Любая социальная группа имеет свою манеру речи. Для таких групп надо составлять словари. По словарям получится понять способ говорения, и тогда уже можно самому придумывать речь персонажей
Мой первый роман — из опубликованных — это фантастический роман «Корабли и Галактика», я написал его в 1990 или 1991 году. Первая повесть — из опубликованных — «Охота на „Большую Медведицу“», я написал её в 1987 году. В том возрасте воображение било ключом, но это непрофессионально, как, впрочем, непрофессионален и «затык».
А «затыков» у меня никогда не бывало (бывало, что просто лень). Я никогда не сажусь работать, рассчитывая всё придумать перед экраном (ну или перед печатной машинкой, как я писал в 90-е). Я всегда всё придумываю заранее и пока не придумаю — не сажусь. Придумывать — отдельная работа; обычно я отправляюсь гулять, хожу и размышляю. Иной раз, выходя из дома, и сам не верю, что смогу что-то придумать, но такого никогда не случалось.

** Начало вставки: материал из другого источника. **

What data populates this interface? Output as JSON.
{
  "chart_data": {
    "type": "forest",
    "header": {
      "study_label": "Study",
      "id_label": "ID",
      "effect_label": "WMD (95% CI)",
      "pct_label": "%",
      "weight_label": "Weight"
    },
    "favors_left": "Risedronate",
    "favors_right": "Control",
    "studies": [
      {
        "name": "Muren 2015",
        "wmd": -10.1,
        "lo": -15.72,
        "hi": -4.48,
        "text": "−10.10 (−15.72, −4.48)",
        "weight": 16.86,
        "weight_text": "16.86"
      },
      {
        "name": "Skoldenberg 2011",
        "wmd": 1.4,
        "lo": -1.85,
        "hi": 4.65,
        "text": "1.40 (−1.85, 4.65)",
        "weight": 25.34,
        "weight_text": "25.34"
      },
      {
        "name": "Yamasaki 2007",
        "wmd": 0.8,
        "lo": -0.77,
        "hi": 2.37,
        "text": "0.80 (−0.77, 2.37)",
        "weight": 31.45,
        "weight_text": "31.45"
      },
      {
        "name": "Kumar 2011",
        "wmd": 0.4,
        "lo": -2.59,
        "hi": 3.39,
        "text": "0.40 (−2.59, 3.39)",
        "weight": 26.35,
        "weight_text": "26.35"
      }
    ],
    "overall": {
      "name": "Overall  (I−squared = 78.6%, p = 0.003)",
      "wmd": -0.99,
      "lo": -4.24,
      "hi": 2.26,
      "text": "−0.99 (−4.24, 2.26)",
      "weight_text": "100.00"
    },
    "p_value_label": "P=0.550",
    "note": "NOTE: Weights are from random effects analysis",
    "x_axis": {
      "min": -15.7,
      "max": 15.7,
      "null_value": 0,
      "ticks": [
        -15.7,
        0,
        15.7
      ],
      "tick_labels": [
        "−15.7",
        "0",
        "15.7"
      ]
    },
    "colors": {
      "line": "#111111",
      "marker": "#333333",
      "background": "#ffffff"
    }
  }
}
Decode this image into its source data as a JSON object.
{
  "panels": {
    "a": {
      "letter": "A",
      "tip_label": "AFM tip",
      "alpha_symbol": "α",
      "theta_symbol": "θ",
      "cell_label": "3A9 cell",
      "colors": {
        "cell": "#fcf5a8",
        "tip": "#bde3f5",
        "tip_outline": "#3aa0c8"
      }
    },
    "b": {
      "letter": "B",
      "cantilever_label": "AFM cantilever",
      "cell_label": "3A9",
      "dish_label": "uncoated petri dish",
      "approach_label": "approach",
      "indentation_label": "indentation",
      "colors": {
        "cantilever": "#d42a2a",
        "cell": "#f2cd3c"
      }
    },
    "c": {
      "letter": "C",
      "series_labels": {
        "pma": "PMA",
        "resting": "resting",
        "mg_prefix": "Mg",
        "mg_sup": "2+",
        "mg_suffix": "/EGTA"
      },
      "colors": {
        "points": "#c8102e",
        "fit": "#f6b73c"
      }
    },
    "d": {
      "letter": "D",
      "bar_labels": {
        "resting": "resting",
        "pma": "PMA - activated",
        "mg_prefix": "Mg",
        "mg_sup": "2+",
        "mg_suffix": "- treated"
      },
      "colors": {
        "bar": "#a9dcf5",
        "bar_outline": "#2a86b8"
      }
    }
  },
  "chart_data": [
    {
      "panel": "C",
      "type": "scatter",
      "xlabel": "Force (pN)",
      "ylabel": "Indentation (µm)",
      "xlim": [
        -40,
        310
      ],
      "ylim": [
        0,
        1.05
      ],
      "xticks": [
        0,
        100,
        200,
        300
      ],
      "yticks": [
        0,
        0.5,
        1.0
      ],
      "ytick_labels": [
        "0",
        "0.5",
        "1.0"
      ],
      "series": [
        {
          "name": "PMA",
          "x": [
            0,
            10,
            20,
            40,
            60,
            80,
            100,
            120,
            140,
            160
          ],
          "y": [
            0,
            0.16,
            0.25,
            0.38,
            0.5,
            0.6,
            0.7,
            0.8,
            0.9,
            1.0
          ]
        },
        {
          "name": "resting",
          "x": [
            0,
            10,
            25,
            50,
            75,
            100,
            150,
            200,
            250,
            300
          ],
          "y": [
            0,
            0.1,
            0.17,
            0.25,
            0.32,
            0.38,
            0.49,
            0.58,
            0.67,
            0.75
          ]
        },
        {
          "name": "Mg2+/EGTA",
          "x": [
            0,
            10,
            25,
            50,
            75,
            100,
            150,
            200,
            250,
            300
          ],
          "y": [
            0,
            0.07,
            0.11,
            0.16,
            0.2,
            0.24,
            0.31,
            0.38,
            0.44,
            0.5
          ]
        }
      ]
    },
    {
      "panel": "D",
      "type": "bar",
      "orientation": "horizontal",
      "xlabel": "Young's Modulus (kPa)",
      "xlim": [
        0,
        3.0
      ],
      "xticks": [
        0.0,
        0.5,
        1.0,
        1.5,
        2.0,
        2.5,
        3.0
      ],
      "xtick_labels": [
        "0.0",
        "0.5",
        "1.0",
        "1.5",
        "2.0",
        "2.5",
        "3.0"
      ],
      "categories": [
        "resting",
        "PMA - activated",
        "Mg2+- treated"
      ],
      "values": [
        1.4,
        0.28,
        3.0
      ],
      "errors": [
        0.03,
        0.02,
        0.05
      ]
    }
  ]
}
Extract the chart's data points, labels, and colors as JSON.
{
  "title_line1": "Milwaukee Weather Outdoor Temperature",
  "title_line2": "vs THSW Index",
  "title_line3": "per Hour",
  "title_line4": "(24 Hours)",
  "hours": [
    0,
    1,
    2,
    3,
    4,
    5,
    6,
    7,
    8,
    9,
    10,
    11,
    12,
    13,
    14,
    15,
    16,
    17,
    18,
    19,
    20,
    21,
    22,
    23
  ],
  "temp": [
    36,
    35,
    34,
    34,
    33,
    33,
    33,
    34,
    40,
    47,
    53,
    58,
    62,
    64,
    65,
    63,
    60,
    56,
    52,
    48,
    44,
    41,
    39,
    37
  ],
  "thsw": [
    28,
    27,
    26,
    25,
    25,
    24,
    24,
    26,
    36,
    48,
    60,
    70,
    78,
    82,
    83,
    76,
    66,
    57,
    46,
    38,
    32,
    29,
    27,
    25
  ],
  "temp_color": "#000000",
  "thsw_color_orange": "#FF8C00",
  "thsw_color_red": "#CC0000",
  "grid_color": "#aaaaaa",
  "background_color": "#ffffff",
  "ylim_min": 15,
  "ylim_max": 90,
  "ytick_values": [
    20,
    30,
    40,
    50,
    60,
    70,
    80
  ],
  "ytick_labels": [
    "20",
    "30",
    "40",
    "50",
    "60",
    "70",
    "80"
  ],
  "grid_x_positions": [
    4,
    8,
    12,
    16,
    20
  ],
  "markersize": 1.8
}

Я не пишу стихийно, куда вывернет случай. Я всегда разрабатываю всё заранее, начинаю общим планом всех событий и поэтапно перехожу к более высокому «разрешению» на каждом отдельном «участке». Поэтому, придумывая, я всегда знаю, с какой ситуации я начинаю и к какой ситуации должен прийти. Когда строго и точно сформулирую для себя, что имею на старте и что хочу получить на финише, придумывать уже легче, потому что не расходуюсь напрасно. Как говорится, правильно заданный вопрос — половина ответа.
В общем, если хотите работать профессионально, придумайте для себя технологию работы, которая вам органична. Не полагайтесь на вдохновение. Это как в отношении с людьми: не полагайтесь на эмоции, это непродуктивно.
Выражение «профессиональный писатель» я использую сугубо утилитарно: это писатель, который зарабатывает только своими книгами. И не более того. В этом смысле профессиональными писателями являются и Фёдор Достоевский, и Стивен Кинг, и Эдвард Радзинский, и Дарья Донцова. А вот Франц Кафка — нет. К такому определению я обращаюсь тогда, когда надо развенчать какой-либо миф о писательской работе — вроде мифа о вдохновении, без которого нельзя садиться за письменный стол.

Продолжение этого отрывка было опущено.